O uso do governo como arma política, a corrosão das regras democráticas e a disposição de desafiar limites antes considerados inquebráveis fazem parte de um projeto maior: um país onde o poder se impõe pela força, não pelas instituições. Martin Wolf fez uma análise interessante. Os Estados Unidos, sob Trump, podem caminhar para um modelo em que a soberania deixa de ser um pacto entre governo e sociedade e se torna um exercício de dominação.

Larry Summers, ex-secretário do Tesouro, faz um alerta semelhante: a agenda econômica de Trump não apenas ameaça o crescimento no curto prazo, mas pode reverter décadas de credibilidade dos EUA no cenário global. Ele sugere que o desmonte institucional promovido por Trump tornaria os EUA não apenas um país economicamente mais frágil, mas politicamente menos confiável – um golpe na soberania entendida como estabilidade e previsibilidade.

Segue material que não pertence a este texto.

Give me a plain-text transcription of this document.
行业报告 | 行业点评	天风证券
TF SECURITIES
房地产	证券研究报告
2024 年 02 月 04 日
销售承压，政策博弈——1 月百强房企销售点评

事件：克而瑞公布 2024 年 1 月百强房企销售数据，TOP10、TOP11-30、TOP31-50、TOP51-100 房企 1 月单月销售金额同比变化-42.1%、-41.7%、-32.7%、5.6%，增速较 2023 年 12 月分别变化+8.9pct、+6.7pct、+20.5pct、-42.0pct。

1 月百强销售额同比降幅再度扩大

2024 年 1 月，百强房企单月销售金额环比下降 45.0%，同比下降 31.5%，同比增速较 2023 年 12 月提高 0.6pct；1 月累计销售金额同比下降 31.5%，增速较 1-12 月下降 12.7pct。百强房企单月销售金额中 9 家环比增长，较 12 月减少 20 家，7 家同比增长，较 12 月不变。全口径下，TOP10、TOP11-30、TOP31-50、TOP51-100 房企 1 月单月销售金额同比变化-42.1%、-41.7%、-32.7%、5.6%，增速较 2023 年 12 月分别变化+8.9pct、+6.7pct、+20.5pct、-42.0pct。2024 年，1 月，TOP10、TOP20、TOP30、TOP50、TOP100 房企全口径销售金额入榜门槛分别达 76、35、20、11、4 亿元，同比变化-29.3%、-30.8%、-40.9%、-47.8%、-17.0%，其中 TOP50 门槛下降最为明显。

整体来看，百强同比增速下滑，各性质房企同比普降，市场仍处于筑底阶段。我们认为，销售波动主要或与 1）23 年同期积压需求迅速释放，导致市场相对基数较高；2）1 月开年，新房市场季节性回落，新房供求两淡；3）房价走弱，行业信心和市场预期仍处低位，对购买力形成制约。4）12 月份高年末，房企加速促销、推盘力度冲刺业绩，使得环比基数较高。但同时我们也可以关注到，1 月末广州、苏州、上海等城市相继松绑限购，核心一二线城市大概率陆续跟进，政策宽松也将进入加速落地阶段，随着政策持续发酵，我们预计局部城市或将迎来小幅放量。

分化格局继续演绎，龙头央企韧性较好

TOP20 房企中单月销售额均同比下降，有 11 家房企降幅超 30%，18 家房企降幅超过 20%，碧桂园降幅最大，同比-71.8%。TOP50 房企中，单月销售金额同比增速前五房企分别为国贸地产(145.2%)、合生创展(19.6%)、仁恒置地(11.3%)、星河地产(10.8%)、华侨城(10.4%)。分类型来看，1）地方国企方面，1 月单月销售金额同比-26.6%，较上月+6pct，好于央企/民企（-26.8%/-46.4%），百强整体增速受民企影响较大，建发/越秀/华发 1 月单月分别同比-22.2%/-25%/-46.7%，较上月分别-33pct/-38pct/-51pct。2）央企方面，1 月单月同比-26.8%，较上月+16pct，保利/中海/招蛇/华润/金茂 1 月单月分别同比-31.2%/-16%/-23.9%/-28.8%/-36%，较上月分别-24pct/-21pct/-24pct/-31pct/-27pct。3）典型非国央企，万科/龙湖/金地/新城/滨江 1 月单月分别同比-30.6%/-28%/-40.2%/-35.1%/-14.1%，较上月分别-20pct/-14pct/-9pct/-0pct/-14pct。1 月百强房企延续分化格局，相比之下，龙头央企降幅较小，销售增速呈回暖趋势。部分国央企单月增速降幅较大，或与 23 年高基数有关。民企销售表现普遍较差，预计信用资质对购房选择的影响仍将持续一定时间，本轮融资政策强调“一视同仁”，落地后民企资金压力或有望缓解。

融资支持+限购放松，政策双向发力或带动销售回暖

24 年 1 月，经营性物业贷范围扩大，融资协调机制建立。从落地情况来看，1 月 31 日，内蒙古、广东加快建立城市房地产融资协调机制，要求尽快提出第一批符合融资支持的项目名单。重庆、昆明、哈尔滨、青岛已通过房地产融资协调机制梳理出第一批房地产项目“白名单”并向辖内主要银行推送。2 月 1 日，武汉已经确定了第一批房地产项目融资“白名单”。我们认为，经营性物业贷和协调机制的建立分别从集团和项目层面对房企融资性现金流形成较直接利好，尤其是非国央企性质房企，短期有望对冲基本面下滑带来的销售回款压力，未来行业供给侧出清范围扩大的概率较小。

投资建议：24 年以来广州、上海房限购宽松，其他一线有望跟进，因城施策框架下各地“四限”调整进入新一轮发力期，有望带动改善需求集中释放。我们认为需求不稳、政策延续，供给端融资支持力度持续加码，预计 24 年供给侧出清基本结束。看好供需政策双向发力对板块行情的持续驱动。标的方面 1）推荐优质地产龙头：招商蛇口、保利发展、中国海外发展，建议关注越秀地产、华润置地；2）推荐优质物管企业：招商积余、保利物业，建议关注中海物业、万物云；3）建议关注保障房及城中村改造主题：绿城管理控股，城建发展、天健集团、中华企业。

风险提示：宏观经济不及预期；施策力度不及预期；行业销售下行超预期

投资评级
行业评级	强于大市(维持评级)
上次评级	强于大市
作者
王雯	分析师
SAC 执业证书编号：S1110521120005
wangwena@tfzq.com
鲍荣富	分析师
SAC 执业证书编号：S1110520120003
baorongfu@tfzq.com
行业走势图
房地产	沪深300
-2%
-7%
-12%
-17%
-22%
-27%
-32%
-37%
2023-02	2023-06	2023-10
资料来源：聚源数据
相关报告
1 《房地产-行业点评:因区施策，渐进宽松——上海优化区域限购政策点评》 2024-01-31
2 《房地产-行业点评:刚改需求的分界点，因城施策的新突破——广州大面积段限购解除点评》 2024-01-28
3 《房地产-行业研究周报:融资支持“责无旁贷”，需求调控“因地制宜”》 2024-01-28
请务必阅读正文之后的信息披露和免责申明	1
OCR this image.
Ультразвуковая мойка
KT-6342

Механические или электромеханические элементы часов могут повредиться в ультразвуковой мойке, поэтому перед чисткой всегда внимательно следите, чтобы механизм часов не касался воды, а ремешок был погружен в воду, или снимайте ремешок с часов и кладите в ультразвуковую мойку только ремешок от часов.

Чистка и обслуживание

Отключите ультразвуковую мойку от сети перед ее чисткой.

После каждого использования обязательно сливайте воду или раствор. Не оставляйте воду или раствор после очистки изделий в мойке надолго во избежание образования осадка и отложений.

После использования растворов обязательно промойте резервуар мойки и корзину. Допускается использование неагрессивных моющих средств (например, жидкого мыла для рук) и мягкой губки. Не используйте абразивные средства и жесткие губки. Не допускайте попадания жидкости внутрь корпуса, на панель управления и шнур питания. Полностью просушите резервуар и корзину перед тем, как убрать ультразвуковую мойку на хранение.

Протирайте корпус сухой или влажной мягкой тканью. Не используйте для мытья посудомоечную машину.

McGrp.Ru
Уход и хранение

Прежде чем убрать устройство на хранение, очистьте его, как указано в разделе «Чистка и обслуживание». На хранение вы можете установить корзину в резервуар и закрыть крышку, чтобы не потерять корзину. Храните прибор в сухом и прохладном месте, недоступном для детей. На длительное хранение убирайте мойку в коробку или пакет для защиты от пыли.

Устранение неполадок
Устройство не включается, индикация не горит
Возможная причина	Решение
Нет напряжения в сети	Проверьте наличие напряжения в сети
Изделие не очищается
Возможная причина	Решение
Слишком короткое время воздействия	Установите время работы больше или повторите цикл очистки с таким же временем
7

O impacto econômico das tarifas é mensurável. Já as consequências de relativizar a soberania alheia são menos visíveis, mas potencialmente mais profundas e ameaçam o próprio posicionamento americano no mundo. O que Trump propõe é um mundo onde as instituições são descartáveis, onde o caos é um recurso e onde a soberania, como conceito, perde significado.